KOTA TANGERANG —Bantensatu News, Penanganan bencana banjir di wilayah urban bukan sekadar persoalan kalkulasi debit air, melainkan sebuah kewajiban moral untuk merawat ruang hidup dan martabat kemanusiaan warga yang kerap terpinggirkan oleh genangan. Menjawab jeritan tahunan warga Kampung Candulan di Kelurahan Petir, Kecamatan Cipondoh, Pemerintah Kota (Pemkot) Tangerang resmi memberikan dukungan penuh terhadap rencana evaluasi teknis Bendungan Polor. Langkah krusial yang diinisiasi oleh Balai Besar Wilayah Sungai (BBWS) Ciliwung-Cisadane ini disorot sebagai momentum strategis untuk membongkar akar masalah banjir langganan di wilayah perbatasan tersebut.
Secara geografis dan sosiologis, Kampung Candulan telah lama menjadi episentrum kerentanan sosial setiap kali intensitas hujan meningkat. Berdasarkan pemantauan lapangan terkini, keberadaan Bendungan Polor diduga kuat menjadi titik krusial yang menginterupsi laju aliran Kali Angke. Alih-alih berfungsi sebagai pengendali, struktur bendungan ini dinilai menghambat debit air untuk mengalir ke kawasan hilir secara optimal, sehingga memicu arus balik yang merendam pemukiman warga.
Kepala Dinas Pekerjaan Umum dan Penataan Ruang (PUPR) Kota Tangerang, Taufik Syahzaeni, menegaskan bahwa pendekatan matematis dan pemodelan hidrologi menjadi landasan utama dalam mengevaluasi infrastruktur warisan ini. Kebijakan ini diambil demi mengembalikan hak warga atas lingkungan tinggal yang aman dan bebas dari rasa cemas.

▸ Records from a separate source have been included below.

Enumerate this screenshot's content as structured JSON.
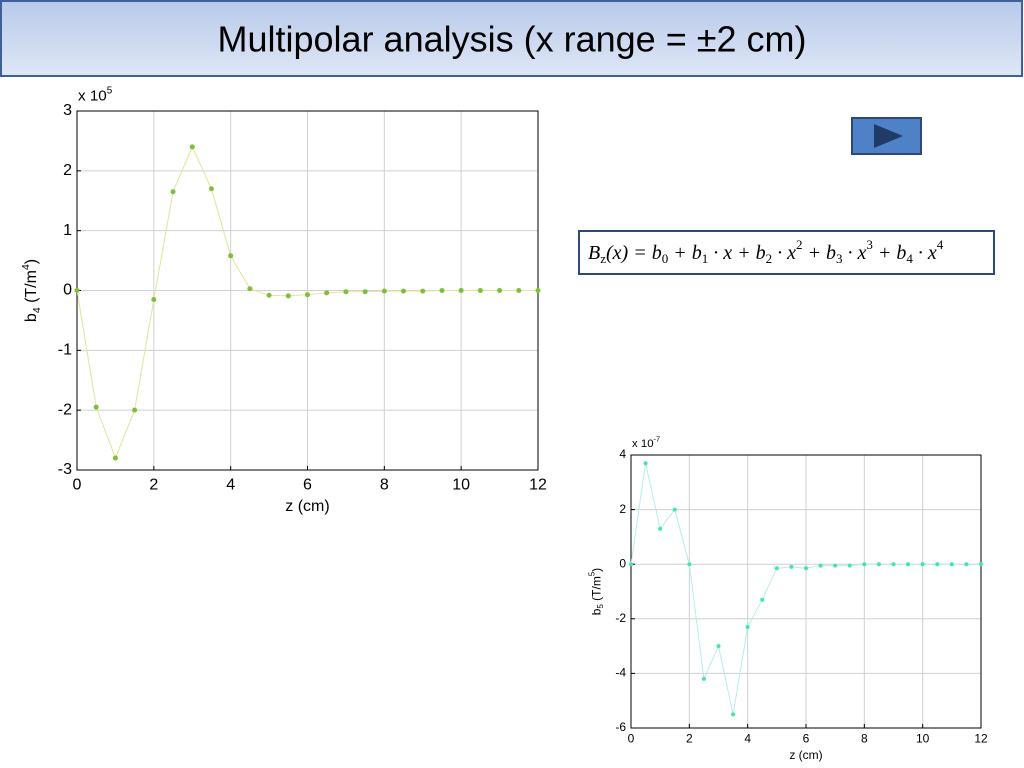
{
  "slide_title": "Multipolar analysis (x range = ±2 cm)",
  "formula": [
    {
      "text": "B"
    },
    {
      "text": "z",
      "shift": "sub"
    },
    {
      "text": "(x) = "
    },
    {
      "text": "b"
    },
    {
      "text": "0",
      "shift": "sub"
    },
    {
      "text": " + "
    },
    {
      "text": "b"
    },
    {
      "text": "1",
      "shift": "sub"
    },
    {
      "text": " · x + "
    },
    {
      "text": "b"
    },
    {
      "text": "2",
      "shift": "sub"
    },
    {
      "text": " · x"
    },
    {
      "text": "2",
      "shift": "sup"
    },
    {
      "text": " + "
    },
    {
      "text": "b"
    },
    {
      "text": "3",
      "shift": "sub"
    },
    {
      "text": " · x"
    },
    {
      "text": "3",
      "shift": "sup"
    },
    {
      "text": " + "
    },
    {
      "text": "b"
    },
    {
      "text": "4",
      "shift": "sub"
    },
    {
      "text": " · x"
    },
    {
      "text": "4",
      "shift": "sup"
    }
  ],
  "chart_data": [
    {
      "type": "line",
      "multiplier": [
        {
          "text": "x 10"
        },
        {
          "text": "5",
          "shift": "sup"
        }
      ],
      "xlabel": "z (cm)",
      "ylabel": [
        {
          "text": "b"
        },
        {
          "text": "4",
          "shift": "sub"
        },
        {
          "text": " (T/m"
        },
        {
          "text": "4",
          "shift": "sup"
        },
        {
          "text": ")"
        }
      ],
      "x": [
        0,
        0.5,
        1,
        1.5,
        2,
        2.5,
        3,
        3.5,
        4,
        4.5,
        5,
        5.5,
        6,
        6.5,
        7,
        7.5,
        8,
        8.5,
        9,
        9.5,
        10,
        10.5,
        11,
        11.5,
        12
      ],
      "series": [
        {
          "color": "#7cbf3a",
          "line_color": "#e3e39a",
          "values": [
            0,
            -1.95,
            -2.8,
            -2.0,
            -0.15,
            1.65,
            2.4,
            1.7,
            0.58,
            0.03,
            -0.08,
            -0.09,
            -0.07,
            -0.04,
            -0.02,
            -0.02,
            -0.01,
            -0.01,
            -0.01,
            0,
            0,
            0,
            0,
            0,
            0
          ]
        }
      ],
      "xlim": [
        0,
        12
      ],
      "xticks": [
        0,
        2,
        4,
        6,
        8,
        10,
        12
      ],
      "ylim": [
        -3,
        3
      ],
      "yticks": [
        -3,
        -2,
        -1,
        0,
        1,
        2,
        3
      ],
      "grid": true
    },
    {
      "type": "line",
      "multiplier": [
        {
          "text": "x 10"
        },
        {
          "text": "-7",
          "shift": "sup"
        }
      ],
      "xlabel": "z (cm)",
      "ylabel": [
        {
          "text": "b"
        },
        {
          "text": "5",
          "shift": "sub"
        },
        {
          "text": " (T/m"
        },
        {
          "text": "5",
          "shift": "sup"
        },
        {
          "text": ")"
        }
      ],
      "x": [
        0,
        0.5,
        1,
        1.5,
        2,
        2.5,
        3,
        3.5,
        4,
        4.5,
        5,
        5.5,
        6,
        6.5,
        7,
        7.5,
        8,
        8.5,
        9,
        9.5,
        10,
        10.5,
        11,
        11.5,
        12
      ],
      "series": [
        {
          "color": "#3fe8a4",
          "line_color": "#b6ecec",
          "values": [
            0,
            3.7,
            1.3,
            2.0,
            0,
            -4.2,
            -3.0,
            -5.5,
            -2.3,
            -1.3,
            -0.15,
            -0.1,
            -0.15,
            -0.05,
            -0.05,
            -0.05,
            0,
            0,
            0,
            0,
            0,
            0,
            0,
            0,
            0
          ]
        }
      ],
      "xlim": [
        0,
        12
      ],
      "xticks": [
        0,
        2,
        4,
        6,
        8,
        10,
        12
      ],
      "ylim": [
        -6,
        4
      ],
      "yticks": [
        -6,
        -4,
        -2,
        0,
        2,
        4
      ],
      "grid": true
    }
  ]
}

“Kami menyambut baik rencana BBWS Ciliwung-Cisadane yang akan mengambil tindakan evaluasi terkait keberadaan Bendungan Polor yang kalau dihitung secara matematis itu menjadi penghambat debit air Kali Angke sehingga banjir sering kali melanda kawasan pemukiman sekitar,” ujar Taufik.
Langkah teknokratis ini tidak akan berjalan di ruang hampa. Pemkot Tangerang memastikan proses pengambilan keputusan pasca-evaluasi akan mengedepankan prinsip kolaborasi lintas sektoral yang inklusif. Formulasi solusi, baik berupa modifikasi struktur bendungan maupun rekayasa aliran, akan digodok bersama demi meminimalisir dampak sosial di lapangan. “Hasil evaluasi nantinya akan dibahas bersama-sama dengan lintas sektoral jadi prosesnya masih terus berjalan,” tambah Taufik.
Sebagai bantalan dari rencana besar ini, Pemkot Tangerang juga telah menyusun peta jalan jangka panjang melalui normalisasi masif Kali Angke. Proyek penataan kapasitas sungai ini akan dibagi ke dalam beberapa zona prioritas, meliputi sektor Bendungan Polor hingga Jembatan Merah, Jembatan Merah menuju Ciledug Indah, serta interkoneksi Ciledug Indah hingga kawasan Graha Raya. Proyek ini menjadi manifesto penting bahwa penyelesaian banjir urban harus diselesaikan secara hulu-hilir tanpa menyisakan trauma bagi warga.
Komitmen pemulihan ruang hidup ini kini berada pada fase krusial menanti hasil kajian hidrologi formal. Di tengah ketidakpastian cuaca ekstrem, warga Kampung Candulan menaruh harapan besar agar cetak biru evaluasi teknis ini segera bermutasi menjadi aksi nyata di lapangan, sehingga normalisasi tidak sekadar menjadi jargon birokrasi, melainkan penyelamat bagi peradaban urban di Kota Tangerang.